Underpinning this notion is Luhmann’s insistence that both social and psychic systems are autopoietic, operationally closed systems; that is, they produce and reproduce their own constituting elements and maintain a strict operational boundary to their environment. However, even though operations are system-specific and cannot cross system boundaries, operational closure does not imply empirical isolation. A system may depend on particular material conditions in its environment (e.g. nourishment or data), just as operational closure enables systems to be cognitively open towards their surroundings (e.g. by registering what takes place in the environment or in the electronic order book). That said, given that systems are operationally closed, System A cannot interfere directly with the operations of System B. At most, System A can produce an external ‘irritation’ of System B, but the effect, if any, that is generated in System B is entirely up for the latter to decide (Luhmann, 2012, p. 56).

This operational closure captures the relationship between humans and their ML systems. Once ML trading systems are up and running, human influence is reduced to an irritation between operationally closed, autopoietic systems; humans may make their complexity (their understanding and knowledge of markets) available to the ML systems, but, eventually, the latter decides which irritations are relevant to them and whether and to what extent these irritations should affect their trading rules and behaviours. This, again, sets them apart from non-ML-based, human-defined trading algorithms, which, since they perform a direct enactment of human-conceived rules, are characterized by no operational closure vis-à-vis their human inventors.

It is important to be clear about what this argument about ML systems’ independent decision-making capacity means. To repeat, it is not a claim about ML systems being entirely autonomous. As mentioned, ML systems operate against a backdrop of considerable human curation. Further, ML trading systems cannot suddenly jump beyond the types of data on which they are trained (just as an image-recognition ML system cannot immediately be used for speech recognition). For example, an ML system trained on data from one type of market regime (e.g. pre-financial crisis data) may have difficulties making good predictions when deployed in a drastically different market setting (e.g. post-2008). In other words, there are several limitations to the kind of agency an ML trading system may have. However, what is distinctly new to these systems compared to their human-defined forerunners is that the actual trading rules/strategies are entirely machine generated. This does not rule out that ML trading systems pick up patterns in data that reflect human decision-making. For example, it is conceivable that an ML trading system might identify patterns in order-book data that reflect the ways in which human-defined algorithms are trading – and then comes up with a trading strategy that considers such human-defined decision-making. Still, the extraction of such patterns and how to develop a trading strategy out of them is the task for the ML system itself.

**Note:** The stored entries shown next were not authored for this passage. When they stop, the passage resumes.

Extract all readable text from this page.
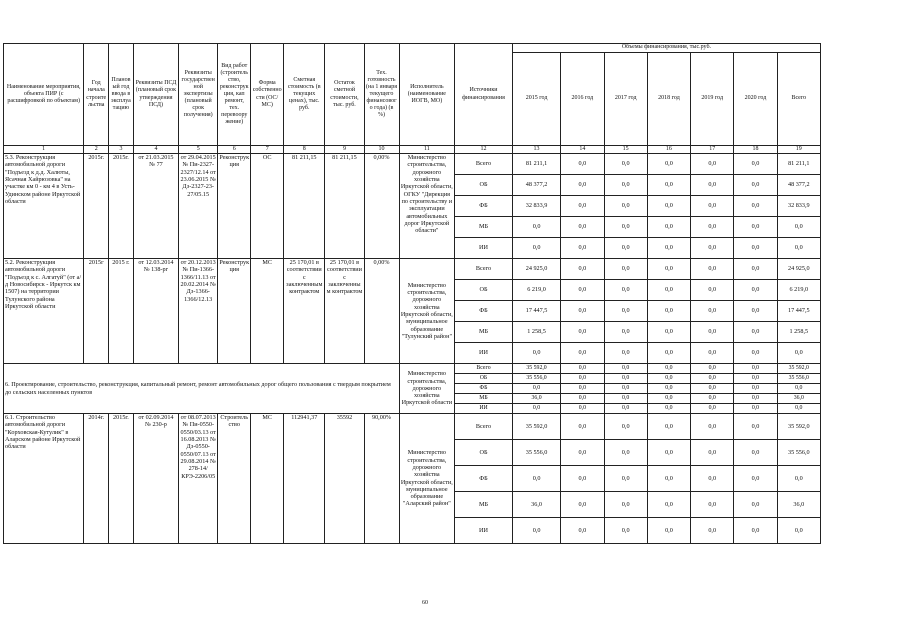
Наименование мероприятия, объекта ПИР (с расшифровкой по объектам)	Год начала строительства	Плановый год ввода в эксплуатацию	Реквизиты ПСД (плановый срок утверждения ПСД)	Реквизиты государственной экспертизы (плановый срок получения)	Вид работ (строительство, реконструкция, кап ремонт, тех. перевооружение)	Форма собственности (ОС/МС)	Сметная стоимость (в текущих ценах), тыс. руб.	Остаток сметной стоимости, тыс. руб.	Тех. готовность (на 1 января текущего финансового года) (в %)	Исполнитель (наименование ИОГВ, МО)	Источники финансирования	Объемы финансирования, тыс.руб.						
												2015 год	2016 год	2017 год	2018 год	2019 год	2020 год	Всего
1	2	3	4	5	6	7	8	9	10	11	12	13	14	15	16	17	18	19
5.3. Реконструкция автомобильной дороги "Подъезд к д.д. Халюты, Ясачная Хайрюзовка" на участке км 0 - км 4 в Усть-Удинском районе Иркутской области	2015г.	2015г.	от 21.03.2015 № 77	от 29.04.2015 № Пи-2327-2327/12.14 от 23.06.2015 № Дз-2327-23-27/05.15	Реконструкция	ОС	81 211,15	81 211,15	0,00%	Министерство строительства, дорожного хозяйства Иркутской области, ОГКУ "Дирекция по строительству и эксплуатации автомобильных дорог Иркутской области"	Всего	81 211,1	0,0	0,0	0,0	0,0	0,0	81 211,1
											ОБ	48 377,2	0,0	0,0	0,0	0,0	0,0	48 377,2
											ФБ	32 833,9	0,0	0,0	0,0	0,0	0,0	32 833,9
											МБ	0,0	0,0	0,0	0,0	0,0	0,0	0,0
											ИИ	0,0	0,0	0,0	0,0	0,0	0,0	0,0
5.2. Реконструкция автомобильной дороги "Подъезд к с. Алгатуй" (от а/д Новосибирск - Иркутск км 1507) на территории Тулунского района Иркутской области	2015г	2015 г.	от 12.03.2014 № 138-рг	от 20.12.2013 № Пи-1366-1366/11.13 от 20.02.2014 № Дз-1366-1366/12.13	Реконструкция	МС	25 170,01 в соответствии с заключенным контрактом	25 170,01 в соответствии с заключенным контрактом	0,00%	Министерство строительства, дорожного хозяйства Иркутской области, муниципальное образование "Тулунский район"	Всего	24 925,0	0,0	0,0	0,0	0,0	0,0	24 925,0
											ОБ	6 219,0	0,0	0,0	0,0	0,0	0,0	6 219,0
											ФБ	17 447,5	0,0	0,0	0,0	0,0	0,0	17 447,5
											МБ	1 258,5	0,0	0,0	0,0	0,0	0,0	1 258,5
											ИИ	0,0	0,0	0,0	0,0	0,0	0,0	0,0
6. Проектирование, строительство, реконструкция, капитальный ремонт, ремонт автомобильных дорог общего пользования с твердым покрытием до сельских населенных пунктов										Министерство строительства, дорожного хозяйства Иркутской области	Всего	35 592,0	0,0	0,0	0,0	0,0	0,0	35 592,0
											ОБ	35 556,0	0,0	0,0	0,0	0,0	0,0	35 556,0
											ФБ	0,0	0,0	0,0	0,0	0,0	0,0	0,0
											МБ	36,0	0,0	0,0	0,0	0,0	0,0	36,0
											ИИ	0,0	0,0	0,0	0,0	0,0	0,0	0,0
6.1. Строительство автомобильной дороги "Корховская-Кутулик" в Аларском районе Иркутской области	2014г.	2015г.	от 02.09.2014 № 230-р	от 08.07.2013 № Пи-0550-0550/03.13 от 16.08.2013 № Дз-0550-0550/07.13 от 29.08.2014 № 278-14/КРЭ-2206/05	Строительство	МС	112941,37	35592	90,00%	Министерство строительства, дорожного хозяйства Иркутской области, муниципальное образование "Аларский район"	Всего	35 592,0	0,0	0,0	0,0	0,0	0,0	35 592,0
											ОБ	35 556,0	0,0	0,0	0,0	0,0	0,0	35 556,0
											ФБ	0,0	0,0	0,0	0,0	0,0	0,0	0,0
											МБ	36,0	0,0	0,0	0,0	0,0	0,0	36,0
											ИИ	0,0	0,0	0,0	0,0	0,0	0,0	0,0
60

I suggest that the operational autonomy of ML trading systems – their ability, once designed, to extract patterns independently and devise autonomous trading strategies – is a relevant starting point for reflecting upon what social theory implications these kinds of systems may have and how to conceive of such systems theoretically. There may be several relevant theoretical routes to follow here. For example, Latour’s (2005) work and broader actor–network theory arguments about non-human actants may seem an obvious point of departure. However, given that Latour’s interest essentially revolves around the ways in humans and non-humans interact, and since, as mentioned earlier, in this article, I am primarily interested in inter-machinic connections, I propose to centre the discussion on the notion of collective behaviour (about which Latour has less to say).² This is particularly relevant in the context of automated trading, as ML-based trading systems never act in a vacuum. Per definition, trading involves more parties, and present-day financial markets are made up by numerous automated trading systems interacting with one another (MacKenzie, 2019, 2021). Since the ML-based trading policies are machine-generated, the ensuing collective behaviour is irreducible to human decision-making. This raises important questions about how to sociologically theorize such collective machine behaviour.

Collective machine behaviour

According to the definition proposed by Rahwan et al. (2019), ‘the study of collective machine behaviour focuses on the interactive and systemwide behaviours of collections of machine agents’ (p. 482). Perhaps reflecting the fact that the authors take inspiration from work on animal behaviour rather than social theory, Rahwan et al. do not spell out what ‘interactive and systemwide’ behaviours might entail, although they do note that:

human-made AI systems do not necessarily face the same constraints as do organisms, and collective assemblages of machines provide new capabilities, such as instant global communication, that can lead to entirely new collective behavioural patterns. Studies in collective machine behaviour examine the properties of assemblages of machines as well as the unexpected properties that can emerge from these complex systems of interactions. (2019, p. 482)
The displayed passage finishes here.